Choroba, dziedziczność i przeszłe życia

Nigdy wcześniej w historii waszej planety nie było takiej możliwości, jak ta, która jest wam teraz oferowana. Jest to okazja do skorzystania z sumy zdobytych mądrości i spostrzeżeń zebranych w niezliczonych wcieleniach. Takie, w których kładliście podwaliny pod wejście na ścieżkę, na której teraz stoicie. Dla niektórych lekcje zostały łatwo przyswojone.
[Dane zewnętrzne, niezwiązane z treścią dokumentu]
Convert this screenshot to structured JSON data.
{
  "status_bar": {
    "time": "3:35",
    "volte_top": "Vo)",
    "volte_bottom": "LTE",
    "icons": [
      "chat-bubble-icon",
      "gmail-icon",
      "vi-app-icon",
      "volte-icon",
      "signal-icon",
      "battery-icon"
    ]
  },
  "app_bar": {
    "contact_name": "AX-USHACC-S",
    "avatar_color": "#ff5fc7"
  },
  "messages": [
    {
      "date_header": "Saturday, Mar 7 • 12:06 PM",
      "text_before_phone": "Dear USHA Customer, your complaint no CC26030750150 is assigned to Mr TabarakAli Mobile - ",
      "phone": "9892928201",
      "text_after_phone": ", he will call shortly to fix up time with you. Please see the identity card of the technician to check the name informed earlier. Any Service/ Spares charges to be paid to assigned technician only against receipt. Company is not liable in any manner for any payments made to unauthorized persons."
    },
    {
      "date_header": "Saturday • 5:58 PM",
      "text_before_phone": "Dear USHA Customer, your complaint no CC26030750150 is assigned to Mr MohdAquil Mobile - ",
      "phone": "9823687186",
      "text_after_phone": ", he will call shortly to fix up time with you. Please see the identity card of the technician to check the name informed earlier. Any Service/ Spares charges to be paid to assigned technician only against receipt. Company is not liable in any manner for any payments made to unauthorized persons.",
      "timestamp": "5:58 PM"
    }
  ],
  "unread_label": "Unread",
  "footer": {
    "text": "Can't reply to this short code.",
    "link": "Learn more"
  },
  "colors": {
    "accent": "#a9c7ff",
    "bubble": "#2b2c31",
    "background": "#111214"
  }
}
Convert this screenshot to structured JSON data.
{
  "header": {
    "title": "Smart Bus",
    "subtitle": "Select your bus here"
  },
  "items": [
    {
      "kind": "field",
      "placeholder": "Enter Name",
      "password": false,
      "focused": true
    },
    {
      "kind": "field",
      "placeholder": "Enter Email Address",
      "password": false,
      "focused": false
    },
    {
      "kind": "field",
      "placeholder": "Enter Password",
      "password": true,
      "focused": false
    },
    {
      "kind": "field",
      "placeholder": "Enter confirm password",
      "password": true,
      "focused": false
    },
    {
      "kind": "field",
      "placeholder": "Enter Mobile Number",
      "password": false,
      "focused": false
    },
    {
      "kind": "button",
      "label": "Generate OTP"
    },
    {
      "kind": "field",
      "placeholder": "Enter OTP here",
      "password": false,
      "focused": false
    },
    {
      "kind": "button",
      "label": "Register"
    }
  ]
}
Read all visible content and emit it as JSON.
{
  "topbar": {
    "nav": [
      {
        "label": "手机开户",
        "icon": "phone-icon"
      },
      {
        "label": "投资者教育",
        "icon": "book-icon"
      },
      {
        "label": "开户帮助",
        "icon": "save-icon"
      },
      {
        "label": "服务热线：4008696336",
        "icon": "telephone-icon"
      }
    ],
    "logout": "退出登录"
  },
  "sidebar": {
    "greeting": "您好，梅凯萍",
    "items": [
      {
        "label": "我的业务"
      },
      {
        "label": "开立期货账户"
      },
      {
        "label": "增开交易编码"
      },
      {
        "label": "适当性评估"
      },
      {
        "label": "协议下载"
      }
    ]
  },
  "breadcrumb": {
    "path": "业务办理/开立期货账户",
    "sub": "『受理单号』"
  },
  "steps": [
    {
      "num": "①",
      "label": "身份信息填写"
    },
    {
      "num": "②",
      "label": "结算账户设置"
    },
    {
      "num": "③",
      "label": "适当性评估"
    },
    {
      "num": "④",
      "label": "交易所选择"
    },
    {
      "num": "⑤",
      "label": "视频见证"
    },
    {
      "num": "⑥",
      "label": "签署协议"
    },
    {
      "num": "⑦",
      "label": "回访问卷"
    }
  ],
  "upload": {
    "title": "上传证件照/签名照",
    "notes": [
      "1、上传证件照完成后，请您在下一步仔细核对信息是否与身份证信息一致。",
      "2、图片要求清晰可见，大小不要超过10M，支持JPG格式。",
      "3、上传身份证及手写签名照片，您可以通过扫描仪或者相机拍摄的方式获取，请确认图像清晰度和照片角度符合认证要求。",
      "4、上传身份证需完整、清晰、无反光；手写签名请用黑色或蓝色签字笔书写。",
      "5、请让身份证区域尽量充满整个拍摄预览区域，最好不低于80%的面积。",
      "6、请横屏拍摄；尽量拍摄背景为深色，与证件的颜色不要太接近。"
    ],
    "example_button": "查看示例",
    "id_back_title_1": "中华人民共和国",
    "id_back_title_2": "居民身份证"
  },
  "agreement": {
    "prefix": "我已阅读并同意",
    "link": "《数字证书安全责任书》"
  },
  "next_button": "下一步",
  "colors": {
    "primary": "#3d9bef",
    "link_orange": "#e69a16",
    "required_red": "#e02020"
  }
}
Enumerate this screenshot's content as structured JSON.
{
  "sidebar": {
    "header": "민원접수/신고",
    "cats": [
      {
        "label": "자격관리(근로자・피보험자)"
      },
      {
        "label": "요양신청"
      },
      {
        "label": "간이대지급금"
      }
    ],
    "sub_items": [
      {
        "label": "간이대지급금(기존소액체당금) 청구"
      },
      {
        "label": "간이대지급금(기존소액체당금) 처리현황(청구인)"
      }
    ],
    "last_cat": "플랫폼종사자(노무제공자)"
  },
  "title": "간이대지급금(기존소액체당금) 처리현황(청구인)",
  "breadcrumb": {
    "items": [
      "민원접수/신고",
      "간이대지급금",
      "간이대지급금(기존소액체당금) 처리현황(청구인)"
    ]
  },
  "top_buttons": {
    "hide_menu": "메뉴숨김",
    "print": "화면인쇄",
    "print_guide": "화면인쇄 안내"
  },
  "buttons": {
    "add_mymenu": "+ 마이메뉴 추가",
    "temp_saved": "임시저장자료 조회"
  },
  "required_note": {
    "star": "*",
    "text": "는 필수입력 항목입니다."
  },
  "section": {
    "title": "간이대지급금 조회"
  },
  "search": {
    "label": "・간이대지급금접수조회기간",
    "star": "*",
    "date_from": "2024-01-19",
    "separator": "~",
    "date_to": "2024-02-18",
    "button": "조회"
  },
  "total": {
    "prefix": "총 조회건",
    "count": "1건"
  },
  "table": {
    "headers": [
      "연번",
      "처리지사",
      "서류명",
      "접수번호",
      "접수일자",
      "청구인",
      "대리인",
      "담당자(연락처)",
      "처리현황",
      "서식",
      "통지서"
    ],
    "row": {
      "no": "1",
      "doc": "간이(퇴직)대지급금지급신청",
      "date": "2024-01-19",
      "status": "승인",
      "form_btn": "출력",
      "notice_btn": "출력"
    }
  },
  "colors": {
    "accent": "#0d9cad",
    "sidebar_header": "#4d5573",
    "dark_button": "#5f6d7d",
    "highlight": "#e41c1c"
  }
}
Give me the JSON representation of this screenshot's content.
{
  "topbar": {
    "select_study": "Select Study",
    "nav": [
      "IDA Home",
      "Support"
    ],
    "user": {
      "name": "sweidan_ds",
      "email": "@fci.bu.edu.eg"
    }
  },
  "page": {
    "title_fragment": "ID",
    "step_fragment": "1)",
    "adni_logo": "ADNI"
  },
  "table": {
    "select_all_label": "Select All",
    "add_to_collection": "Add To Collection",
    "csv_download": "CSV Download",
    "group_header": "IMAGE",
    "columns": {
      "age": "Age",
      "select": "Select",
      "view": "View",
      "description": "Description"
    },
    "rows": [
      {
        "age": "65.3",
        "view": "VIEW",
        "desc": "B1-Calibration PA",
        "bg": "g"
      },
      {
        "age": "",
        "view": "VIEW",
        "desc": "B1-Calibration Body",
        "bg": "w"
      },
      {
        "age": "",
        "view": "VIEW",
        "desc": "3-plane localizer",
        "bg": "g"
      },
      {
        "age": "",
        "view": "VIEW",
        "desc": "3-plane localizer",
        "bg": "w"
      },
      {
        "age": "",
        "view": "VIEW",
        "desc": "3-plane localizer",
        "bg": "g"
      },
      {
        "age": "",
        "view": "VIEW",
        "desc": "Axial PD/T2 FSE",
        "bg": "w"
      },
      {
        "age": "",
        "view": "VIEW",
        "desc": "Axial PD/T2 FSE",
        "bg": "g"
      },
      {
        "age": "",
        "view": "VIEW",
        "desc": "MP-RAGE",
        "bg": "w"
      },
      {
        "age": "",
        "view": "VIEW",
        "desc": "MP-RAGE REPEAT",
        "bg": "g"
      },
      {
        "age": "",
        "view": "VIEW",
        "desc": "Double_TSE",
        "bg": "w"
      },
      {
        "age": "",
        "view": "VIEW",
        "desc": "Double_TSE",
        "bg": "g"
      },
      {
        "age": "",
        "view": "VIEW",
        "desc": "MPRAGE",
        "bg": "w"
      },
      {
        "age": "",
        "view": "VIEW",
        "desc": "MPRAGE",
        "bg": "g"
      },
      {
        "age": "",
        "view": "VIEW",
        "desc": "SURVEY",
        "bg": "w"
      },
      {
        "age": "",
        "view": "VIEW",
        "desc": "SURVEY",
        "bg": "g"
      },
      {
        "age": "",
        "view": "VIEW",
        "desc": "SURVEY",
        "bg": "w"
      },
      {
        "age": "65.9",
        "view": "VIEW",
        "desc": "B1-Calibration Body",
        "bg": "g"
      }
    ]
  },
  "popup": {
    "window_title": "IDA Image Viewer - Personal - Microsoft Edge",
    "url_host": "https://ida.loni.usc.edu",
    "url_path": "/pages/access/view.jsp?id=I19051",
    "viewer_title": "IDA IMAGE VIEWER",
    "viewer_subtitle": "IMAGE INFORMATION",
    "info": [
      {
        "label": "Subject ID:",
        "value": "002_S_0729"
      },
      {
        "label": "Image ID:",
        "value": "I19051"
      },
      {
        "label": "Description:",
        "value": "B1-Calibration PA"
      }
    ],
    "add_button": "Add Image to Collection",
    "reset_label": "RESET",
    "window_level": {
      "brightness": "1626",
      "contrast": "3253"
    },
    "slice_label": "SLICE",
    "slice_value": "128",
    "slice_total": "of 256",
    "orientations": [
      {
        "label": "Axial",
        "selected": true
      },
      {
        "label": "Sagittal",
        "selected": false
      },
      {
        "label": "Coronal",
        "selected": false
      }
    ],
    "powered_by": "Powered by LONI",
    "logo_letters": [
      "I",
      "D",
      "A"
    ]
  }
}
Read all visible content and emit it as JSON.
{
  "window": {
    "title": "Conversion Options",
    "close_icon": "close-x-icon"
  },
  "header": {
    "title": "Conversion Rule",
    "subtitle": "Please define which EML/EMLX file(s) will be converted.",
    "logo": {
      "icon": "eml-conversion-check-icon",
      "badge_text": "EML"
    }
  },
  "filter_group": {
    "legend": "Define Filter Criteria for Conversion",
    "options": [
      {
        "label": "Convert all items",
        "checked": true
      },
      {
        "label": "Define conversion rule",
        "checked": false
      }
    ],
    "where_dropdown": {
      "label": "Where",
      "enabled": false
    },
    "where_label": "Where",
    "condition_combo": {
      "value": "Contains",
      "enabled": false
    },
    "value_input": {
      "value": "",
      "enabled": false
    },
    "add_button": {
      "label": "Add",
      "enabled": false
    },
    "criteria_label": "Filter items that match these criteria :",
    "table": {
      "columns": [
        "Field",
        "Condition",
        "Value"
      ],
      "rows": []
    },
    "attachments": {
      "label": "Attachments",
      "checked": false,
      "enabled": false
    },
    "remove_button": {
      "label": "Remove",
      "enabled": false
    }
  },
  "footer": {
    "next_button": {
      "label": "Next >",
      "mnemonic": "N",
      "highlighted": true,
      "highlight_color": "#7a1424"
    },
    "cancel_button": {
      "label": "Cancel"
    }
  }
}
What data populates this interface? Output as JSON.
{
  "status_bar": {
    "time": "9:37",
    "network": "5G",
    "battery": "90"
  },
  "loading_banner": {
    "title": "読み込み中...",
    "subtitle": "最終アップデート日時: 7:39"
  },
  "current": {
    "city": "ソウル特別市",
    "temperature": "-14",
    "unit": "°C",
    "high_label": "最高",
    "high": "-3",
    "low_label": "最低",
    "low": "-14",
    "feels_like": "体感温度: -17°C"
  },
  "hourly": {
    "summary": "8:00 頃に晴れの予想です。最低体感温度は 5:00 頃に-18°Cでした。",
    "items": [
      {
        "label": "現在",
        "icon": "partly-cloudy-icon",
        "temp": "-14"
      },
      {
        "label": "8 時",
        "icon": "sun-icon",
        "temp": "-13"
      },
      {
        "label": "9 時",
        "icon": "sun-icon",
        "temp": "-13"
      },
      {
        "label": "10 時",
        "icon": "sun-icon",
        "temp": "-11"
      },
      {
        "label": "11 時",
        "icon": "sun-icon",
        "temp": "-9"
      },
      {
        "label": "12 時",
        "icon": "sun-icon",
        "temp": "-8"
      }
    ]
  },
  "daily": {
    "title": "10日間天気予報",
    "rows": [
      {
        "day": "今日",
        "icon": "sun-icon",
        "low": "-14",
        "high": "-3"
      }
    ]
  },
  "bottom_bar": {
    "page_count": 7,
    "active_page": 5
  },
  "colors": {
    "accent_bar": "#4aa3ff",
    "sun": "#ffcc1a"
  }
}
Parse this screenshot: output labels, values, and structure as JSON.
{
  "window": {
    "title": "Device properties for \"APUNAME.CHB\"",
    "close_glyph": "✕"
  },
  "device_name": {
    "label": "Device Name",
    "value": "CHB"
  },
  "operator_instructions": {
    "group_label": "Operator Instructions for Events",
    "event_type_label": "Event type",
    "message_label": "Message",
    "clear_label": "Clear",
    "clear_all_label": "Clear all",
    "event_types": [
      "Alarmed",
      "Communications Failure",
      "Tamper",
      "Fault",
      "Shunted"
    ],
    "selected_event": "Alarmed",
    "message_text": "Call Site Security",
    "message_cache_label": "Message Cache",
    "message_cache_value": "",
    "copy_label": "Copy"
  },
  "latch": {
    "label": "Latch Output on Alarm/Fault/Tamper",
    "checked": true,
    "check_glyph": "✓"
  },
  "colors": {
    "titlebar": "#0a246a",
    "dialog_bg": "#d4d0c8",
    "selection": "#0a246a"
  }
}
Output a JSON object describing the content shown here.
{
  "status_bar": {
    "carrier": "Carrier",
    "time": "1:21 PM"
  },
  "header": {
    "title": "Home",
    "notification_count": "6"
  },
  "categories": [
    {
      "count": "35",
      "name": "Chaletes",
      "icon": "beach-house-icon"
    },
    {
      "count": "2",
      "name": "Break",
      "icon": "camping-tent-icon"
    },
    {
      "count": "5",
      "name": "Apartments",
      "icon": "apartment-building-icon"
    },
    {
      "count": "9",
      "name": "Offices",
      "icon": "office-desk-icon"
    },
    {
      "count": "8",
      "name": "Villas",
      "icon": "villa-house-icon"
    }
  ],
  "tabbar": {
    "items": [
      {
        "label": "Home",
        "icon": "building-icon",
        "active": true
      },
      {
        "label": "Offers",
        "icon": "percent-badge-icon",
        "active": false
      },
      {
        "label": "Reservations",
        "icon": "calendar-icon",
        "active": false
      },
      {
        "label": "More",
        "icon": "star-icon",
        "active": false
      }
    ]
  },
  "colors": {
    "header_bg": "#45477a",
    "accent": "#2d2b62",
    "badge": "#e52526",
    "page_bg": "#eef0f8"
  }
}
Dla innych szkolenie z konieczności było bardziej surowe, ponieważ niezliczone powtórzenia podstawowego tematu byłyby konieczne, aby dotrzeć do punktu krytycznego.

Jest wielu z was, którzy czytają te słowa, którzy wciąż są uwikłani w proces tej asymilacji: uwięzieni między dwoma światami, z którymi czujecie instynktowne powinowactwo, i uwięzieni w logistyce konieczności wyboru jednego lub drugiego kierunku, wiedząc, że tak jest. nie można wcielić obu jednocześnie. To dla Ciebie są napisane te słowa. Ponieważ waszą misją, w tym momencie w tym szczególnym życiu, jest ustalenie w sobie, czy zostało wam zapewnione odpowiednie przygotowanie do kroku tej wielkości. Albo czy potrzebne byłyby dodatkowe możliwości w postaci lekcji życiowych, abyś osiągnął stan wewnętrznego spokoju, który zwiastowałby początek twojej podróży na wyższy poziom.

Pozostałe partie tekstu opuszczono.